Keep it eel: East End’s original jelly snack
When Judith Leyster painted a portrait of two of her offspring they were depicted playing rather wilfully with a wriggling eel and a fractious kitten, both of which might have symbolised the untameable primal urges of feral small children.
The eel was one of the cheapest commonplace foods in 17th century Holland; even during the bitter maritime wars with England the bilges of ships of both nations were teeming with eels, a useful commodity.
Today they have become an expensive luxury, and smoked eel in a brodje, something I reach for with a slug of genever whenever I arrive at The Hague, is now a treat, not a cheap filler.
Most of the eels consumed in our eel and pie shops are farmed in the Netherlands; not for them the long journey from the Sargasso Sea to the rivers and lakes of Europe where they feed and grow and flourish, and then the long 4,000 mile trek back, to breed spawn and then, worn out, die.

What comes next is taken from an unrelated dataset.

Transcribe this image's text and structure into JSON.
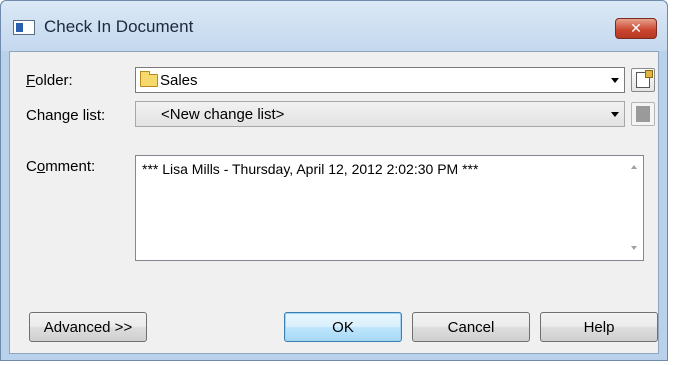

The gastronomic reputation of eels is a sort of snakes and ladders story. They slither from delicate luxury to cheap food for the poor, then back again with recipes for both eventualities.
The eel recipes of renowned 17th century cook Robert May were delicious and varied, including a dish where the eels braised with wine and water, flavoured with an anchovy and some oyster liquor, crushed mace and cloves, salt and pepper, with chopped spinach, parsley, and sorrel, and a little onion, and served in their rich juices, thickened with beaten egg yolks and butter, decorated with slices of lemon. They could be stewed with herbs, or cut into lengths and fixed on skewers with bay and sage leaves, and grilled before a coal fire.

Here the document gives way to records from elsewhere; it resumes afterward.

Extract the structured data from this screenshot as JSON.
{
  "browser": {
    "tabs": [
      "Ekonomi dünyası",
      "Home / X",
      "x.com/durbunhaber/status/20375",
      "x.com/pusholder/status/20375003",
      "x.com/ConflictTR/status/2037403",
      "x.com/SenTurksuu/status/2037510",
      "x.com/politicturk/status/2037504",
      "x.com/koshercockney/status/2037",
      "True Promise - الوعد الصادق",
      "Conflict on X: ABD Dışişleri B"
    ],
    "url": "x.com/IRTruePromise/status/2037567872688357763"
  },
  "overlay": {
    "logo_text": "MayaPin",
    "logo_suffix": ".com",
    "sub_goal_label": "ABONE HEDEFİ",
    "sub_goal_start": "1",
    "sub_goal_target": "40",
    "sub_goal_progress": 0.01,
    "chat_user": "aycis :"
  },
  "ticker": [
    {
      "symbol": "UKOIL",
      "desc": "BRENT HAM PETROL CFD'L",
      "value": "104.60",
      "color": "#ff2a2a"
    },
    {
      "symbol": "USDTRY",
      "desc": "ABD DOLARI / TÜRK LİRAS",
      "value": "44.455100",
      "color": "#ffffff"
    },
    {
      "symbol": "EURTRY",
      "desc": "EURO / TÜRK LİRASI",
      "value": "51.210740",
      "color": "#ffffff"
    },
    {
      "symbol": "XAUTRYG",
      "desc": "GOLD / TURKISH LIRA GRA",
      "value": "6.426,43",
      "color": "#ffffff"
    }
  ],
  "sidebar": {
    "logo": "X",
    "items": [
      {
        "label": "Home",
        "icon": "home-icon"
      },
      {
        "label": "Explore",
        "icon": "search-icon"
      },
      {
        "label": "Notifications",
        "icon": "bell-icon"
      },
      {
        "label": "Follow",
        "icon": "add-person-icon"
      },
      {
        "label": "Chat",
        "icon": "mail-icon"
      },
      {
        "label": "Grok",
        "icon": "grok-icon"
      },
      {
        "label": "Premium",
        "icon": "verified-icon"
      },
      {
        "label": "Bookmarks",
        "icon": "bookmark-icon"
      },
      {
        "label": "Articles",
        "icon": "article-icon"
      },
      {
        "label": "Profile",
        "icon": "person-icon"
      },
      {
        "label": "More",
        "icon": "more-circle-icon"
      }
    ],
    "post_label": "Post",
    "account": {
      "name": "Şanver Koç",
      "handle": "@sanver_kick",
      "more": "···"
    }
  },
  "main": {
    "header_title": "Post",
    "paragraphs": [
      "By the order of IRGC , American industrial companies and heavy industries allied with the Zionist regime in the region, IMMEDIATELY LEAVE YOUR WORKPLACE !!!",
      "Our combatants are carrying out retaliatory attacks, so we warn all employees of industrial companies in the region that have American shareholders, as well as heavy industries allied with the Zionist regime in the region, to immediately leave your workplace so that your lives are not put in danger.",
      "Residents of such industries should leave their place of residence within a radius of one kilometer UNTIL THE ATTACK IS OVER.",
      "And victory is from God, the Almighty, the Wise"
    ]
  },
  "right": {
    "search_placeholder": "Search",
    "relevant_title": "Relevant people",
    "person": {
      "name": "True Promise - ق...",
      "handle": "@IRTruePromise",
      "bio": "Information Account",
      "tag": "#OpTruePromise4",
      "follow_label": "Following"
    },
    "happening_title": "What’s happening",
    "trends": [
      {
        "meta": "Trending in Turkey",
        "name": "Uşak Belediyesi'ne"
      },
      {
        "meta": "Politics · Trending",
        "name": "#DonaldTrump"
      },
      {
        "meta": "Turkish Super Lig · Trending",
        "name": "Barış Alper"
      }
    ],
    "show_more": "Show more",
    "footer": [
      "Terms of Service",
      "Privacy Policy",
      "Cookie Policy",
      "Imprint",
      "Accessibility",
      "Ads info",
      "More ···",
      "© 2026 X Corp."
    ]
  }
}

About a decade ago eel and pie shops used to display tanks of live eels just before Christmas, when mainly Italian customers would stand in line for the main ingredient of the traditional Christmas Eve speciality – a stew of eels cooked in olive oil, white wine, garlic, rosemary and a slug of grappa. This was a non-meat meal, following religious usage.

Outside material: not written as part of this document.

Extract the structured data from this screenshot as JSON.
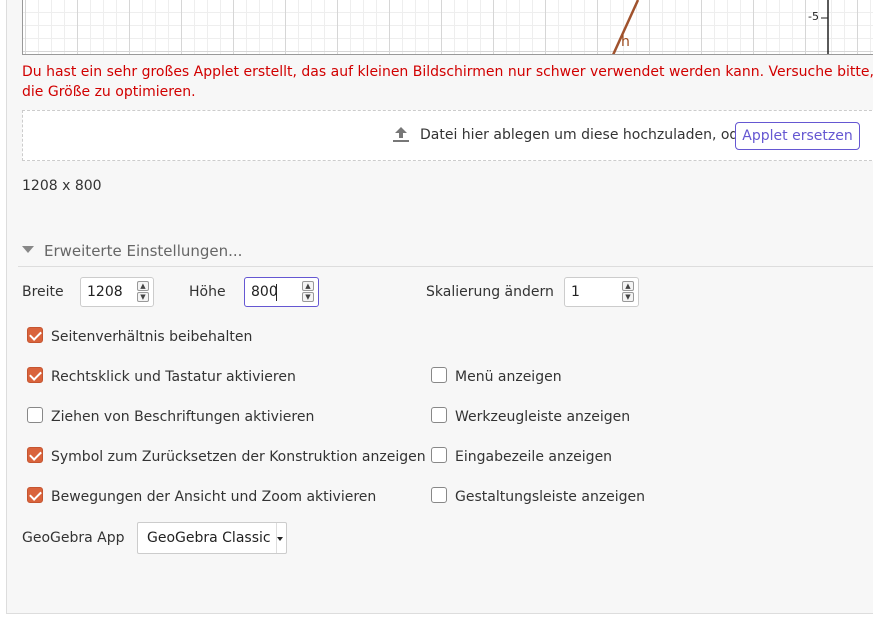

Our own London versions today seem rather pallid, the ‘liquor’ for hot eels used to be their cooking water flavoured with chopped parsley and allspice berries, until the Health Police raised its ugly head and ordained that the liquor served as a gravy with both eels and pies, might be allergic for pie eaters who can’t face eels (imagine!).
Now it is just a sort of white sauce with parsley, thickened with flour and butter. Our jellied eels are similarly bland, in a clear jelly. Some supermarkets buy them wholesale from purveyors of frozen fish, ready cooked, in tubs. You can also buy frozen eel portions, a good way to try out historic recipes.
So eels are moving on, in their journey to and from the Sargasso Sea, from luxury to cheap fodder to smart retro food.
Around 1914, when the eel and pie shops were flourishing, the bumper edition of Mrs Beeton’s Household Management, which gives the cost of recipes, indicated that eel were nowhere near as cheap as herrings or cod, but similar to sole and red mullet. Not dirt cheap. The eel and pie establishments, many of them founded in the early 1900s, were offering reasonably priced wholesome comfort food, in unthreatening surroundings, to customers who may not have had the luxury of a comfortable warm kitchen of their own. The friendly welcoming fug of a flourishing eel and pie shop was a refuge from hard times and bleak weather.
F. Cooke had a beauty, in Kingsland Road opposite Ridley Road market. I used to stagger there with my heavy shopping bags and runny nose, enjoying the warmth and the sense that this quintessentially Hackney eating place would outlive me and be around forever. It is now a popular Dim Sum joint – Shanghai.
But many others are flourishing nonetheless, like the branch of Cooke’s, in Broadway Market (pictured), where eels come already cooked and in their jelly from Holland via Billingsgate Fish Market.
Kelly’s in Roman Road offers kindness and a warm welcome as well as home made pies and freshly cooked eels. There are several shops run by the Manze and Cooke families and many more all over South and East London.
The interiors of these cherished establishments, which have survived changes in fashion and new trends in street food, now seem strangely familiar. The distressed white tiles, battered wooden booths, marble-topped tables and obsolete light fittings , the tiled floors, mirrors and pot plants, blackboard menus and down-market sauce bottles, are just as they always were. But meanwhile we queue up outside new-fangled eateries in central London whose decor seems to be trying just a little bit too hard compared with these genuine survivals.
But eels have a future. A company in Eltham supplies over 300 supermarkets with jellied eels, over 15,000 pots a week. Smoked eel fillets have become an expensive and trendy starter, for the salting and curing process deals with the sliminess that some of us dread, and the natural Omega oils add unctuousness as well as flavour to the fillets – a delicacy.
The charm of the surroundings and the honest quality of the food, in spite of the rise in price of eels, ensure a happy future for Hackney’s eel and pie shops.